You wisely decide to monitor predictions for Antarctica because you lack sufficient training data there. Your prediction quality mysteriously drops for a few days at a time, especially in winter. What could be the cause?
An environmental factor.
Correct. You discover that storms in Antarctica correlate with decreases in your prediction quality. During these storms, unicorn behavior changes. Furthermore, collecting data during storms in Antarctica is impossible, meaning your model cannot train for such conditions.
Your model becomes stale.
Incorrect. If this cause were correct, then quality would drop continuously as your model became stale, instead of dropping for only a few days.
No cause necessary. ML models have inherent randomness.

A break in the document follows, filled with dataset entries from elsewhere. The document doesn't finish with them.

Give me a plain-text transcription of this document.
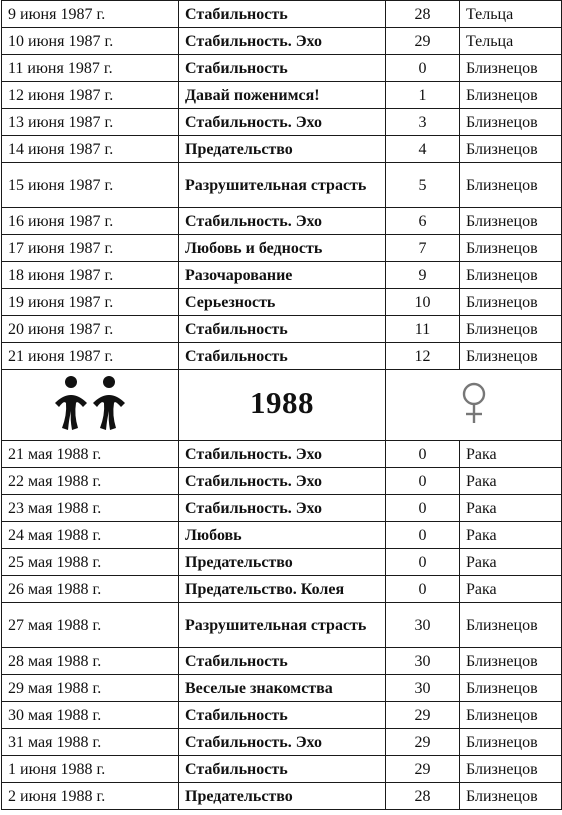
9 июня 1987 г.	Стабильность	28	Тельца
10 июня 1987 г.	Стабильность. Эхо	29	Тельца
11 июня 1987 г.	Стабильность	0	Близнецов
12 июня 1987 г.	Давай поженимся!	1	Близнецов
13 июня 1987 г.	Стабильность. Эхо	3	Близнецов
14 июня 1987 г.	Предательство	4	Близнецов
15 июня 1987 г.	Разрушительная страсть	5	Близнецов
16 июня 1987 г.	Стабильность. Эхо	6	Близнецов
17 июня 1987 г.	Любовь и бедность	7	Близнецов
18 июня 1987 г.	Разочарование	9	Близнецов
19 июня 1987 г.	Серьезность	10	Близнецов
20 июня 1987 г.	Стабильность	11	Близнецов
21 июня 1987 г.	Стабильность	12	Близнецов
	1988	
21 мая 1988 г.	Стабильность. Эхо	0	Рака
22 мая 1988 г.	Стабильность. Эхо	0	Рака
23 мая 1988 г.	Стабильность. Эхо	0	Рака
24 мая 1988 г.	Любовь	0	Рака
25 мая 1988 г.	Предательство	0	Рака
26 мая 1988 г.	Предательство. Колея	0	Рака
27 мая 1988 г.	Разрушительная страсть	30	Близнецов
28 мая 1988 г.	Стабильность	30	Близнецов
29 мая 1988 г.	Веселые знакомства	30	Близнецов
30 мая 1988 г.	Стабильность	29	Близнецов
31 мая 1988 г.	Стабильность. Эхо	29	Близнецов
1 июня 1988 г.	Стабильность	29	Близнецов
2 июня 1988 г.	Предательство	28	Близнецов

Incorrect. If your model quality fluctuates, you should investigate the cause. Try to eliminate randomness in your model training to increase reproducibility.
Your unicorn appearance predictor has operated for a year. You've fixed many problems, and quality is now high. However, you notice a small but persistent problem. Your model quality has drifted slightly lower in urban areas. What might be the cause?
The high quality of your predictions lead users to easily find unicorns, affecting unicorn appearance behavior itself.
Correct. Unicorns responded to increased attention by changing their behavior in urban areas. As your model's predictions adapt to the changing behavior, unicorns continue to change their behavior. Such a situation, where your model's behavior affects the training data itself, is called a feedback loop. You should try modifying your training-serving skew detection to detect changes in serving data that correspond to changes in unicorn behavior.
Unicorn appearances are reported multiple times in heavily populated areas, skewing your training data.
Incorrect. This is probably not the cause because this skew should have lowered your quality from launch.
Urban areas are difficult to model.
Incorrect. If your model was having trouble predicting in urban areas, the quality would be low from the start, instead of drifting lower after launch.